Steve Moshier has investigated the short and long term accuracy of Meeus'
version of the series for the planets and the Moon. You can find full details
in the file meeus2.zip on Steve's web site
'Astronomy
and numerical software source codes'. For the Moon over the 'short' term,
we find (reformatted from Steve's file `short.ans`

);

1949.5 to 2000.0 2000.0 to 2051.6 Max RMS av Max RMS av Moon long (") 18.83 0.92 -0.07 15.35 0.95 -0.13 Moon Lat (") 4.94 0.34 -0.00 5.49 0.34 0.00 Moon dist (10^-8 au) 8.57 0.64 -0.00 7.75 0.62 -0.00 Errors are shown as maxium, 'root mean square', which I take to be standard deviation, and the simple arithmetic average, which shows any long term systematic differences -kpb.

The 'max to rms' ratio is very high (19:1), so a graph of error versus time would show a lot of peaks and troughs. Some indication of the periods of the differences would be useful.

You can download the Excel spreadsheet in `ZIP`

format
as file `moonpos.zip (19Kb)`

.

The Excel 'workbook' consists of five 'worksheets';

- input - the place where you enter the time and date, strictly TDT
- series - the sheet which calculates each term in the series and produces the mean longitude, latitude and distance
- nutation - a sheet which calculates and applies the nutation in longitude and latitude
- equatorial - the sheet which converts the coordinates to RA and DEC
- notes - some basic notes on the spreadsheet, and a few positions from the ICE for comparison.

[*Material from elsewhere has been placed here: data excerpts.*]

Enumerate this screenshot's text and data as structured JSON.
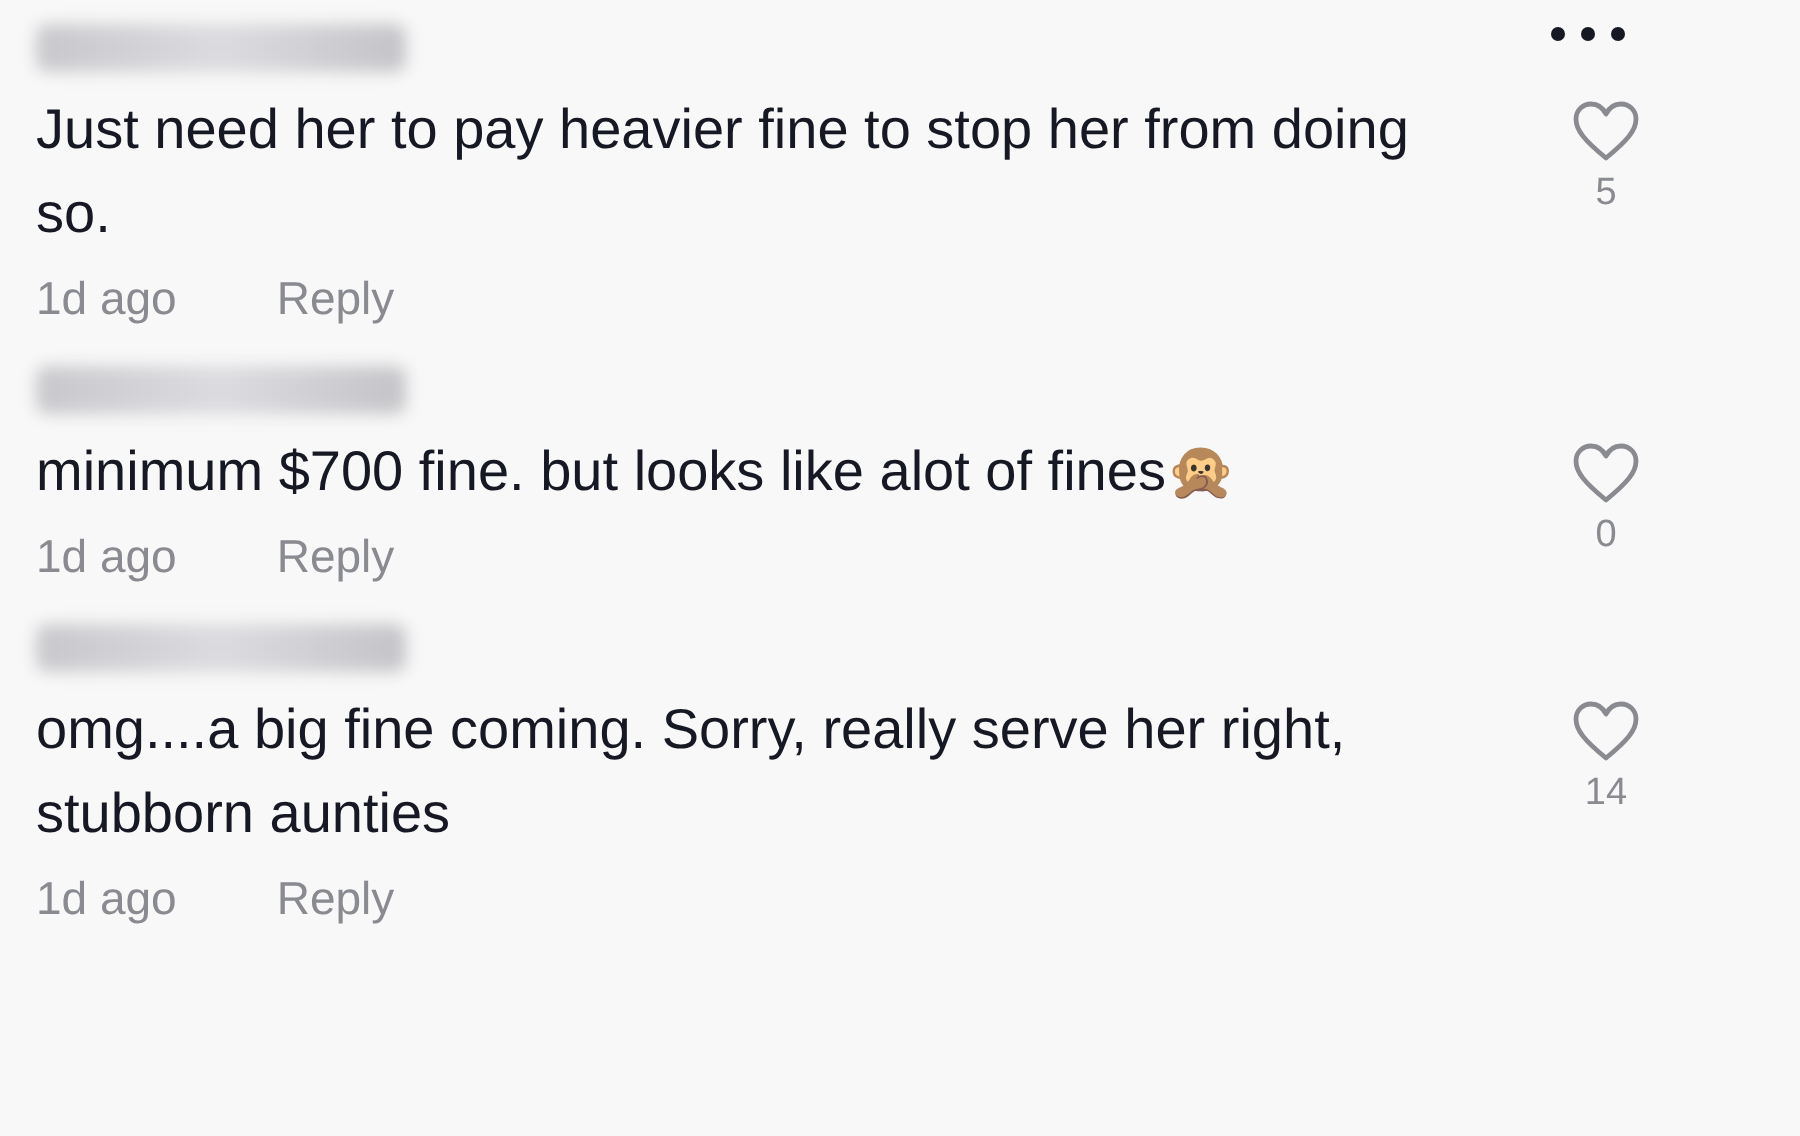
{
  "comments": [
    {
      "text": "Just need her to pay heavier fine to stop her from doing so.",
      "time": "1d ago",
      "reply": "Reply",
      "likes": "5",
      "liked": false,
      "more": true
    },
    {
      "text": "minimum $700 fine. but looks like alot of fines🙊",
      "time": "1d ago",
      "reply": "Reply",
      "likes": "0",
      "liked": false,
      "more": false
    },
    {
      "text": "omg....a big fine coming. Sorry, really serve her right, stubborn aunties",
      "time": "1d ago",
      "reply": "Reply",
      "likes": "14",
      "liked": false,
      "more": false
    }
  ]
}
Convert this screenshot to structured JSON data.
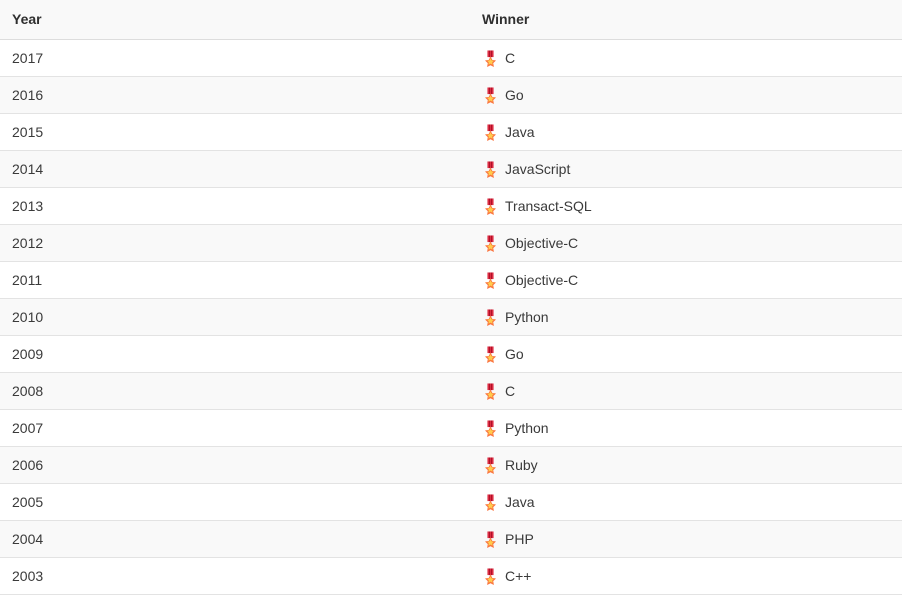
{
  "table": {
    "columns": [
      {
        "key": "year",
        "label": "Year"
      },
      {
        "key": "winner",
        "label": "Winner"
      }
    ],
    "winner_icon": "medal-icon",
    "colors": {
      "header_background": "#f9f9f9",
      "row_background_odd": "#ffffff",
      "row_background_even": "#f9f9f9",
      "row_border": "#e3e3e3",
      "header_border": "#dddddd",
      "header_text": "#2f2f2f",
      "body_text": "#3a3a3a",
      "medal_ribbon": "#dd2e44",
      "medal_star": "#fa743e",
      "medal_star_inner": "#ffcc4d"
    },
    "rows": [
      {
        "year": "2017",
        "winner": "C"
      },
      {
        "year": "2016",
        "winner": "Go"
      },
      {
        "year": "2015",
        "winner": "Java"
      },
      {
        "year": "2014",
        "winner": "JavaScript"
      },
      {
        "year": "2013",
        "winner": "Transact-SQL"
      },
      {
        "year": "2012",
        "winner": "Objective-C"
      },
      {
        "year": "2011",
        "winner": "Objective-C"
      },
      {
        "year": "2010",
        "winner": "Python"
      },
      {
        "year": "2009",
        "winner": "Go"
      },
      {
        "year": "2008",
        "winner": "C"
      },
      {
        "year": "2007",
        "winner": "Python"
      },
      {
        "year": "2006",
        "winner": "Ruby"
      },
      {
        "year": "2005",
        "winner": "Java"
      },
      {
        "year": "2004",
        "winner": "PHP"
      },
      {
        "year": "2003",
        "winner": "C++"
      }
    ]
  }
}
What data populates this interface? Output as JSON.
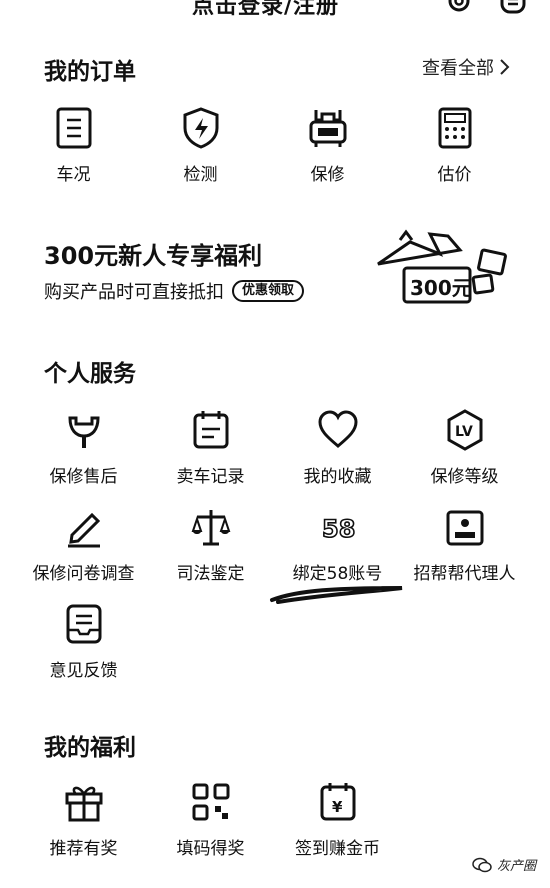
{
  "header": {
    "title": "点击登录/注册",
    "icons": [
      "settings-icon",
      "message-icon"
    ]
  },
  "orders": {
    "title": "我的订单",
    "view_all": "查看全部",
    "items": [
      {
        "label": "车况",
        "icon": "report-icon"
      },
      {
        "label": "检测",
        "icon": "shield-check-icon"
      },
      {
        "label": "保修",
        "icon": "wrench-car-icon"
      },
      {
        "label": "估价",
        "icon": "calculator-icon"
      }
    ]
  },
  "banner": {
    "title": "300元新人专享福利",
    "subtitle": "购买产品时可直接抵扣",
    "pill": "优惠领取",
    "art_text": "300元"
  },
  "services": {
    "title": "个人服务",
    "items": [
      {
        "label": "保修售后",
        "icon": "wrench-icon"
      },
      {
        "label": "卖车记录",
        "icon": "calendar-list-icon"
      },
      {
        "label": "我的收藏",
        "icon": "heart-icon"
      },
      {
        "label": "保修等级",
        "icon": "level-badge-icon",
        "badge": "LV"
      },
      {
        "label": "保修问卷调查",
        "icon": "pencil-icon"
      },
      {
        "label": "司法鉴定",
        "icon": "scales-icon"
      },
      {
        "label": "绑定58账号",
        "icon": "logo-58-icon",
        "badge": "58"
      },
      {
        "label": "招帮帮代理人",
        "icon": "id-card-icon"
      },
      {
        "label": "意见反馈",
        "icon": "feedback-box-icon"
      }
    ]
  },
  "benefits": {
    "title": "我的福利",
    "items": [
      {
        "label": "推荐有奖",
        "icon": "gift-icon"
      },
      {
        "label": "填码得奖",
        "icon": "qr-code-icon"
      },
      {
        "label": "签到赚金币",
        "icon": "calendar-yen-icon",
        "badge": "¥"
      }
    ]
  },
  "watermark": {
    "text": "灰产圈"
  }
}
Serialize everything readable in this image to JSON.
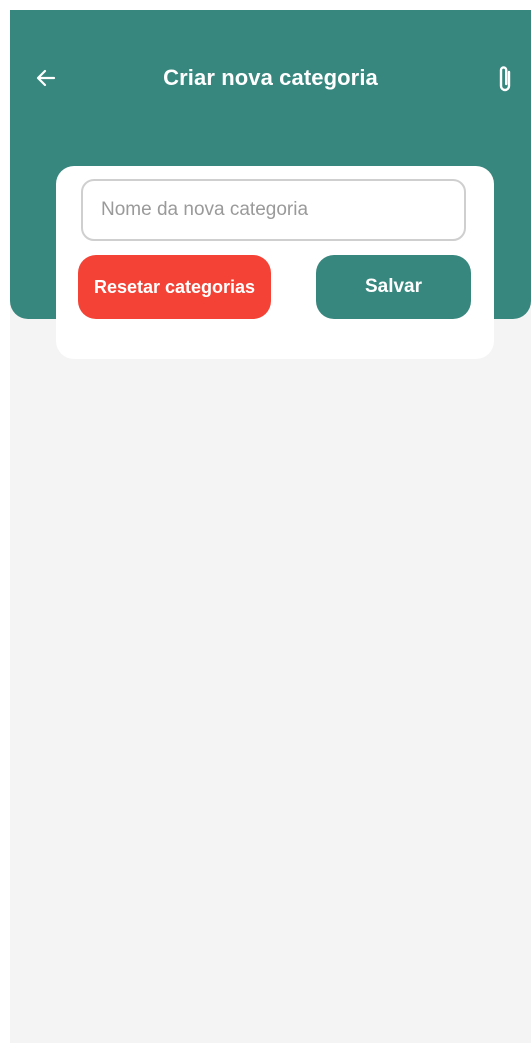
{
  "header": {
    "title": "Criar nova categoria",
    "back_icon": "arrow-left-icon",
    "attach_icon": "paperclip-icon"
  },
  "form": {
    "name_placeholder": "Nome da nova categoria",
    "name_value": "",
    "reset_label": "Resetar categorias",
    "save_label": "Salvar"
  },
  "colors": {
    "primary": "#37877e",
    "danger": "#f44336",
    "background": "#f4f4f4",
    "card": "#ffffff"
  }
}
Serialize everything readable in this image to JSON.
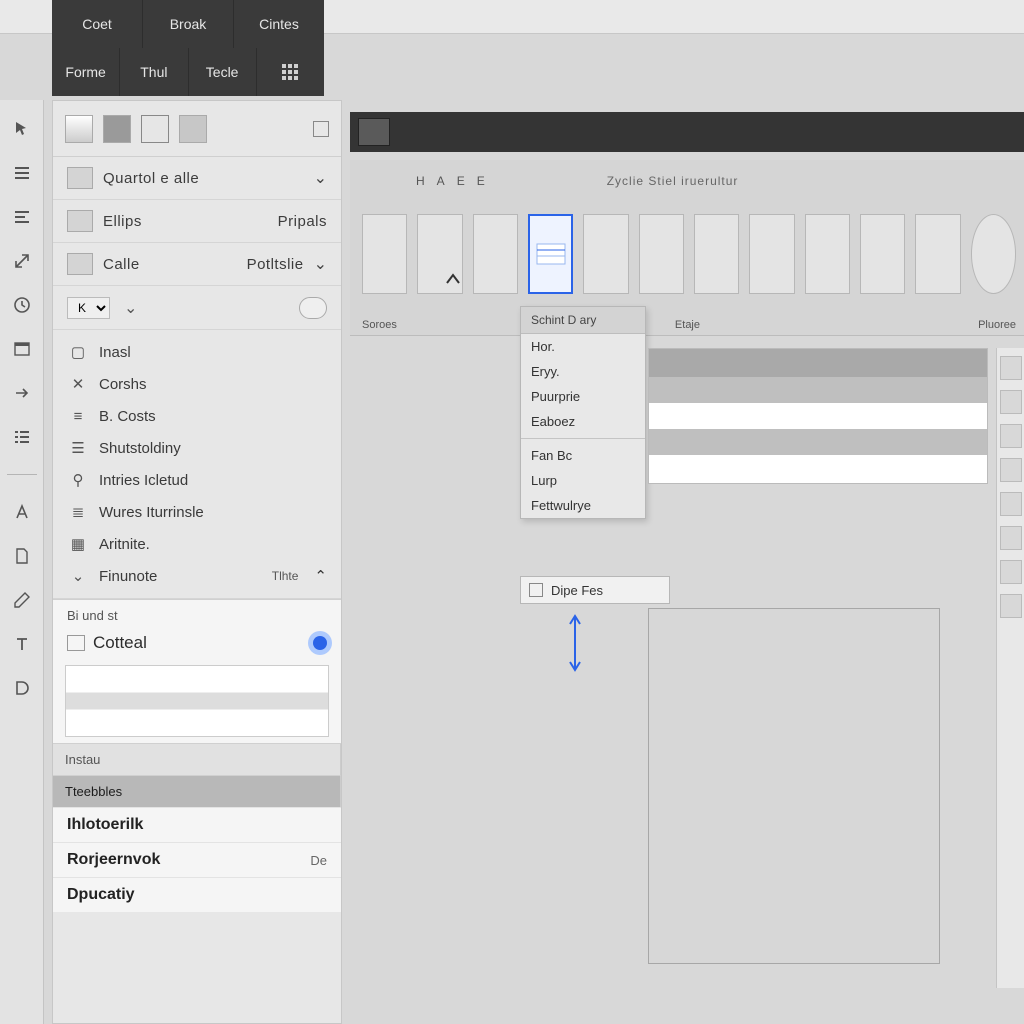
{
  "menu": {
    "row1": [
      "Coet",
      "Broak",
      "Cintes"
    ],
    "row2": [
      "Forme",
      "Thul",
      "Tecle"
    ]
  },
  "toolstrip_icons": [
    "cursor-icon",
    "bars-icon",
    "menu-icon",
    "resize-icon",
    "clock-icon",
    "panel-icon",
    "arrow-icon",
    "list-icon"
  ],
  "toolstrip_icons2": [
    "font-icon",
    "doc-icon",
    "measure-icon",
    "text-icon",
    "d-icon"
  ],
  "side": {
    "combo1": "Quartol e alle",
    "combo2a": "Ellips",
    "combo2b": "Pripals",
    "combo3a": "Calle",
    "combo3b": "Potltslie",
    "minisel": "K",
    "list": [
      {
        "icon": "square-icon",
        "label": "Inasl"
      },
      {
        "icon": "cross-icon",
        "label": "Corshs"
      },
      {
        "icon": "bars2-icon",
        "label": "B. Costs"
      },
      {
        "icon": "rows-icon",
        "label": "Shutstoldiny"
      },
      {
        "icon": "anchor-icon",
        "label": "Intries Icletud"
      },
      {
        "icon": "lines-icon",
        "label": "Wures Iturrinsle"
      },
      {
        "icon": "grid-icon",
        "label": "Aritnite."
      },
      {
        "icon": "chev-icon",
        "label": "Finunote",
        "sub": "Tlhte"
      }
    ],
    "footer": {
      "head": "Bi und st",
      "cotteal": "Cotteal",
      "tab_a": "Instau",
      "tab_b": "Tteebbles",
      "last": [
        {
          "label": "Ihlotoerilk",
          "tag": ""
        },
        {
          "label": "Rorjeernvok",
          "tag": "De"
        },
        {
          "label": "Dpucatiy",
          "tag": ""
        }
      ]
    }
  },
  "ribbon": {
    "hint_letters": [
      "H",
      "A",
      "E",
      "E"
    ],
    "hint_text": "Zyclie Stiel iruerultur",
    "group_labels": [
      "Soroes",
      "",
      "Etaje",
      "",
      "Pluoree"
    ]
  },
  "popover": {
    "header": "Schint D ary",
    "items": [
      "Hor.",
      "Eryy.",
      "Puurprie",
      "Eaboez"
    ],
    "items2": [
      "Fan Bc",
      "Lurp",
      "Fettwulrye"
    ]
  },
  "chipbtn": {
    "label": "Dipe Fes"
  },
  "colors": {
    "accent": "#2a63e8"
  }
}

An essential reference for understanding this method is;

Meeus, Jean

Astronomical Algorithms

Willmann-Bell

1st English edition, 1991

ISBN 0-943396-35-2

This book contains tables with the coefficients in the series for the major planets, apart from a wealth of other methods, calculations and data. You can buy a software disc with the routines already coded in C, a BASIC dialect or a Pascal flavour. The approach definitely like a 'cookbook', and the explanations are given as formulae, you have to devise your own code unless you buy the disc! There are introductory chapters on the basics of numerical programming.

An alternative approach to finding Moon positions is to use the analytical theory derived by Brown - see

Montenbruk and Pfleger

Astronomy on the Personal Computer

Springer

3rd English edition

ISBN 3-540-63521-1

This book costs more than Meeus, and has a less wide range of calculations, but is more 'textbook' in flavour. I personally like a more structured approach. Basic definitions are given, rectangular coordinates are used extensively. A disc is included with routines in Pascal, which appear to compile fine under the Free Pascal Compiler. The discussions in the book are based on sample code in Pascal.